Die Innovationen die die Radbranche bringt sind in aller Regel ihrer Selbstwegen gemacht bzw. damit es was Neues zum Verkaufen gibt. Wobei bei vielen Standards darauf hingearbeitet wird, dass das Zeug immer kürzer hält. Ein Rad welches Spaß macht und problemlos ein paar Jahre hält kann man ja schon ewig bauen (bzw. zunehmend schwerer).


----------



## Isar2 (5. April 2013)

hab den Artikel auch gelesen und ich muß sagen, der Mann spricht mir aus der Seele. Um Glücksgefühle beim Biken zu bekommen braucht man nicht immer das Neueste.


----------



## Don Trailo (6. April 2013)

Ich habe den Artikel  nicht gelesen
Und ich hatte 2 Maßnahmen von flo
Argumente für flo sprechen klar das er exklusiv ist ( seit er in de arbeitet)
Und seine arbeiten Super sind
Seine Philosophie ist einfach
Keine Jahrgangsbikes  und keine Massenproduktion
Was ja auch gut ist

Ich denke die grossen brands können mit dieser Philosophie nicht überleben und brauchen Innovationen und Marketing 
.....zur frage was braucht der Biker heute um Spaß zu haben?

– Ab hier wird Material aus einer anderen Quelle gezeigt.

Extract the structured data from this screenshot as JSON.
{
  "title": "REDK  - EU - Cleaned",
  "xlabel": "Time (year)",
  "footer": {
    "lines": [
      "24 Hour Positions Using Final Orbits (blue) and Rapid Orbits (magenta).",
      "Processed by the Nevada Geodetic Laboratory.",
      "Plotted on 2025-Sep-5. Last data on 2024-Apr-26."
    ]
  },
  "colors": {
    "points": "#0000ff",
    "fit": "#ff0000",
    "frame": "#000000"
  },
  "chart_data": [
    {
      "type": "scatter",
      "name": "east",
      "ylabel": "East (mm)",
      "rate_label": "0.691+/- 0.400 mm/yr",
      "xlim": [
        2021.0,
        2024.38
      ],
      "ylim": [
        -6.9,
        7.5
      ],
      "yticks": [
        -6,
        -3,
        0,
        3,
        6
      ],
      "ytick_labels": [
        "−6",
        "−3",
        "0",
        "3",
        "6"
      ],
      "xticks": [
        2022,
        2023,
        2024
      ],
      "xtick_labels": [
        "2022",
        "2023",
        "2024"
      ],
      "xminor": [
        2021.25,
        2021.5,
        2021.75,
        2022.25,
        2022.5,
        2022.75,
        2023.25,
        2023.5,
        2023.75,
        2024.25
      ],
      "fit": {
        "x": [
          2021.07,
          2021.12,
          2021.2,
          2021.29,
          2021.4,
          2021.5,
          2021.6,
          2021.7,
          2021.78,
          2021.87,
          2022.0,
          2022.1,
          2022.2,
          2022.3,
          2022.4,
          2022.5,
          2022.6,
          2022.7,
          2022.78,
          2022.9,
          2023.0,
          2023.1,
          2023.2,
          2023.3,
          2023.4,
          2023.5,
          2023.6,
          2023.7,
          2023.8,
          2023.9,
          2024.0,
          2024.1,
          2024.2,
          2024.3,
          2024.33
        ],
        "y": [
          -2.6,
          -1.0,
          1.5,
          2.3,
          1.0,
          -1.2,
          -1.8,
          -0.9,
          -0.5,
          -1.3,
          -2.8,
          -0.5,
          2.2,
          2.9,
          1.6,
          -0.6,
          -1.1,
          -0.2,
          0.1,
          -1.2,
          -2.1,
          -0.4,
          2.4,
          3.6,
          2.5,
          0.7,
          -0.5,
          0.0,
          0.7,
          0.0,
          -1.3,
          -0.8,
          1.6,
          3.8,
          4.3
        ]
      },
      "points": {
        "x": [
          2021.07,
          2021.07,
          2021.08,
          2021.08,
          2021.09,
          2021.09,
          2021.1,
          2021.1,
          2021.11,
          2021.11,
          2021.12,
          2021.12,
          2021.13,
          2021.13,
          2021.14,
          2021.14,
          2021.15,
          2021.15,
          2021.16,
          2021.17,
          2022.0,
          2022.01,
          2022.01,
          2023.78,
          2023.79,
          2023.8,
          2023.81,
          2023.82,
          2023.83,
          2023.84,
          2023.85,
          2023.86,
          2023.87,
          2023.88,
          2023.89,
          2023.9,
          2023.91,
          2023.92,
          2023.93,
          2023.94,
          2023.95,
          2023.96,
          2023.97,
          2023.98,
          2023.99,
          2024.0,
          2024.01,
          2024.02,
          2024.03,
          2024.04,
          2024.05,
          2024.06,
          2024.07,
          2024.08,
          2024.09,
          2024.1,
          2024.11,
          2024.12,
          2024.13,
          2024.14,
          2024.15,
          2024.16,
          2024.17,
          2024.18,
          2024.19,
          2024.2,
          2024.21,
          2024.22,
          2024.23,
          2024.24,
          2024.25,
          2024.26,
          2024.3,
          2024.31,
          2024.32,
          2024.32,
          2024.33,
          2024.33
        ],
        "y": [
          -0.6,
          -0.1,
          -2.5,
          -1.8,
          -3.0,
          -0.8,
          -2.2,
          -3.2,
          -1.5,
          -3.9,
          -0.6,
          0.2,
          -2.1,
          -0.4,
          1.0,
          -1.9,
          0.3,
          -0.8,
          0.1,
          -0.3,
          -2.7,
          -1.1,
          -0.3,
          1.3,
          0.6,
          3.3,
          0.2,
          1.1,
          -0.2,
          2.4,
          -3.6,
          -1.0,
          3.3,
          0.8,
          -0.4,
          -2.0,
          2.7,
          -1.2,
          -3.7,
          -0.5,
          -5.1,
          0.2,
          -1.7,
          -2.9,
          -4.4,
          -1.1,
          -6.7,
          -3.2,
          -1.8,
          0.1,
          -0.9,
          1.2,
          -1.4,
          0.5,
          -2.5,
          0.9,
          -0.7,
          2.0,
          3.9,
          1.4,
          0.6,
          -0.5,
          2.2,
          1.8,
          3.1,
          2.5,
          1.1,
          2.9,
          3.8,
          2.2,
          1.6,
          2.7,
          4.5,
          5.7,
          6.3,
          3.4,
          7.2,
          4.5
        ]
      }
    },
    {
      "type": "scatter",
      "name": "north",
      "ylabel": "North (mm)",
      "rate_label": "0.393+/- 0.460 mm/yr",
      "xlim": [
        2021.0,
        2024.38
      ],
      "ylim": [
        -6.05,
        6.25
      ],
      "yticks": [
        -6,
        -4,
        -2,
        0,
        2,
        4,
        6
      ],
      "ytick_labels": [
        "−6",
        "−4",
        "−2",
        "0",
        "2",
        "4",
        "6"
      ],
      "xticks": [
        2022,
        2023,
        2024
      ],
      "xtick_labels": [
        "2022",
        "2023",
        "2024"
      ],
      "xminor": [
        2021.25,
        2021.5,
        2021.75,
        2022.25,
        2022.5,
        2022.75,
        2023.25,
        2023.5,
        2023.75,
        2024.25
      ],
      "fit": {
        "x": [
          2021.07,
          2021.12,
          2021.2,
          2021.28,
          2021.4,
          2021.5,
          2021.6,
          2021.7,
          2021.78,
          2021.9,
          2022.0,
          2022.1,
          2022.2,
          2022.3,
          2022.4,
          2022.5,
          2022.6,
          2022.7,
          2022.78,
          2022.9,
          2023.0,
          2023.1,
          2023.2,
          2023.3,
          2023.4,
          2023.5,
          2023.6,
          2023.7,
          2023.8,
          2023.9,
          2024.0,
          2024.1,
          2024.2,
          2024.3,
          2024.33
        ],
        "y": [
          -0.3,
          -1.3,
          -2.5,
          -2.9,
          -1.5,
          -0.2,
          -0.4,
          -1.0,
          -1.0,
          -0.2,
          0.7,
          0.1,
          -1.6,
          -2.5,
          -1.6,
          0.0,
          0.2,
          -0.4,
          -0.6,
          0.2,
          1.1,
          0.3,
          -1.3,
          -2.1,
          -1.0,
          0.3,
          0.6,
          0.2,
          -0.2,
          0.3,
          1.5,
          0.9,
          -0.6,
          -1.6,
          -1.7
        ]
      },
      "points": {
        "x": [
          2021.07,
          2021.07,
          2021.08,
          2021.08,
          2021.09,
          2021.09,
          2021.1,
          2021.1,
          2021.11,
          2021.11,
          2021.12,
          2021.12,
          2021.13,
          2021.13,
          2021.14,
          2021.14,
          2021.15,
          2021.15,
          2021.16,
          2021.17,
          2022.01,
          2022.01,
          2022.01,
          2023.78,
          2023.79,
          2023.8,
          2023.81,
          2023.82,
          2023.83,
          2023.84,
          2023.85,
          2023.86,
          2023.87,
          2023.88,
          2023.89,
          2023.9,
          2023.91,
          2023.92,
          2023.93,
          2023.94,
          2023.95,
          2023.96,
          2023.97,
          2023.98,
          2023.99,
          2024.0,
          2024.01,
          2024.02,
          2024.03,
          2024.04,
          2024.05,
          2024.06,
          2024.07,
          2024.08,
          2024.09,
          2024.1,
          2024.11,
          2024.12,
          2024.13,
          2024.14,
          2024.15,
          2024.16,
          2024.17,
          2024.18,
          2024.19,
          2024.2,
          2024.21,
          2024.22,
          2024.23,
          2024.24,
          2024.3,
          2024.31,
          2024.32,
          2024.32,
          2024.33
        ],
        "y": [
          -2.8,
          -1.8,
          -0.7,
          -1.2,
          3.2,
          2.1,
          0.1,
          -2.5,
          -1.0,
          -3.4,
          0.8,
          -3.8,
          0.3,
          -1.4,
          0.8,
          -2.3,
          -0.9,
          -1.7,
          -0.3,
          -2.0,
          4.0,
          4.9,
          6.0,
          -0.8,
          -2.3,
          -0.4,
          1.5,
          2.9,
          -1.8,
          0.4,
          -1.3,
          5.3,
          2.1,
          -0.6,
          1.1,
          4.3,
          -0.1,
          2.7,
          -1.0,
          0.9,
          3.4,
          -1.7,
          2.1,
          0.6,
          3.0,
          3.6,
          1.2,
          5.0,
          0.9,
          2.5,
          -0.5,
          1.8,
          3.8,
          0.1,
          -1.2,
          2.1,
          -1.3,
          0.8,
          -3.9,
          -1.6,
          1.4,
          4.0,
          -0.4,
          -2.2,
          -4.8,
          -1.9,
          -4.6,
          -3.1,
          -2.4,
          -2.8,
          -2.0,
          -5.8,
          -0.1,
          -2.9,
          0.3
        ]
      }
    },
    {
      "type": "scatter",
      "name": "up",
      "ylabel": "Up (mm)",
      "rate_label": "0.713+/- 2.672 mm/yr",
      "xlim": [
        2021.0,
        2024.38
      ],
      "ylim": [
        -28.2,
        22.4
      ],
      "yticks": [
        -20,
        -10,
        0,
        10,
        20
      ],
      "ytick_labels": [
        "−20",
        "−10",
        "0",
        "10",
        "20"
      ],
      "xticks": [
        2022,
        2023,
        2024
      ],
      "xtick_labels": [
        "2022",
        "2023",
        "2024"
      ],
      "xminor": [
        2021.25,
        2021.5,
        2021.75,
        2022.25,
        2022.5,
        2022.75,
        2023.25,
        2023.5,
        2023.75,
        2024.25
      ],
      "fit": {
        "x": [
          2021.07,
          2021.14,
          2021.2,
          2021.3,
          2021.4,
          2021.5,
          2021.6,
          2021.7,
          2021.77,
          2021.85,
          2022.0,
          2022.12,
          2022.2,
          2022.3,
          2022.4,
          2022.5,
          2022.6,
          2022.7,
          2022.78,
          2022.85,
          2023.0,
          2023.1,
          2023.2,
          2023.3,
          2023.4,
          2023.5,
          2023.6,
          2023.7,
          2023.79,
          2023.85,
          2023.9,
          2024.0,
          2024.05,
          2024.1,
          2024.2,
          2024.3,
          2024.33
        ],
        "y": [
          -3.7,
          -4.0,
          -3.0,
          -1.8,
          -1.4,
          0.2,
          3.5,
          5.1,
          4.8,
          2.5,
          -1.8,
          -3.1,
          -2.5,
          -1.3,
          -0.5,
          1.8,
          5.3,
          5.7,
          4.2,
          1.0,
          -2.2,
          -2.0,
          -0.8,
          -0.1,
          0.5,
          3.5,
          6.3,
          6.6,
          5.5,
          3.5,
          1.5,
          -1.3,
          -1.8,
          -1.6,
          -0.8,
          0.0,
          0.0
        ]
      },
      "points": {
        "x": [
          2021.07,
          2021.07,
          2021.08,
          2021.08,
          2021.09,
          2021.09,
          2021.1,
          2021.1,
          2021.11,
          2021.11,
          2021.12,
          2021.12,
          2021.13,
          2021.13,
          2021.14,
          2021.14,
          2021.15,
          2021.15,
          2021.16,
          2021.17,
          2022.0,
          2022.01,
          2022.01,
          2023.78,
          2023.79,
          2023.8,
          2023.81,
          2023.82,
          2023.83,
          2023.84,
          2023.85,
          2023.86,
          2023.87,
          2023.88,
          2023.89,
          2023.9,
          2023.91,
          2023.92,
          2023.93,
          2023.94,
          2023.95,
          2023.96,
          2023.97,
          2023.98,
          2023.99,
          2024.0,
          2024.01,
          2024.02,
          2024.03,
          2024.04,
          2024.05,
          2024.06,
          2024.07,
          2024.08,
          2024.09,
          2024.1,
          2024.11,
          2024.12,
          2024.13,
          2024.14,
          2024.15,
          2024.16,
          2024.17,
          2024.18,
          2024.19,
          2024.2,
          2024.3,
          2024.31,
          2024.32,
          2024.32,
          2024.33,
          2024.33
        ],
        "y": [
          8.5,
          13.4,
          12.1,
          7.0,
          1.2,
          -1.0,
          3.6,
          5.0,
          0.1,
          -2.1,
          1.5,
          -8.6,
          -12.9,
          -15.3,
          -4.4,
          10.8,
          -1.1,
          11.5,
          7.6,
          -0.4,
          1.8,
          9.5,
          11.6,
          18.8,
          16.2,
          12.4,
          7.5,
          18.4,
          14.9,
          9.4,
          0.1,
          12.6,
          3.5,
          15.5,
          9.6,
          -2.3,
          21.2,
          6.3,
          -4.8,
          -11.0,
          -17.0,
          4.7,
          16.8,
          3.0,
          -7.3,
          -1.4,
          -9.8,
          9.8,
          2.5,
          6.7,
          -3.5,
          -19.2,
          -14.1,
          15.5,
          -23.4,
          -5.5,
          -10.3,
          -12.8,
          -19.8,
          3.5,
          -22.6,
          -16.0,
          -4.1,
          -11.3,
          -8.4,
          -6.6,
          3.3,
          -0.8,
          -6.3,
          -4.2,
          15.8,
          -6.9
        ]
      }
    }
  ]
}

Eine frage die jeder für sich selbst beantworten muss
Bei mir ist es klar
Ich brauche disc
Ich brauche  insbesondere gute Federung
Und seit Jahren große Räder
Und eine Schaltung
Alles andere ist Leidenschaft Emotion und ev auch
Ego


----------



## corfrimor (6. April 2013)

Don Trailo schrieb:


> [...]
> .....zur frage was braucht der Biker heute um Spaß zu haben?
> 
> Eine frage die jeder für sich selbst beantworten muss



Dazu muß man sie sich aber erst einmal stellen. Und das tut der Durchschnittskonsument nicht. Er übernimmt einfach ziemlich ungefragt all das, was ihm von der Marketingmaschinerie serviert wird. Und zückt dafür, hechelnd, das Portmonnaie. Unbefriedigt bleibt er trotzdem.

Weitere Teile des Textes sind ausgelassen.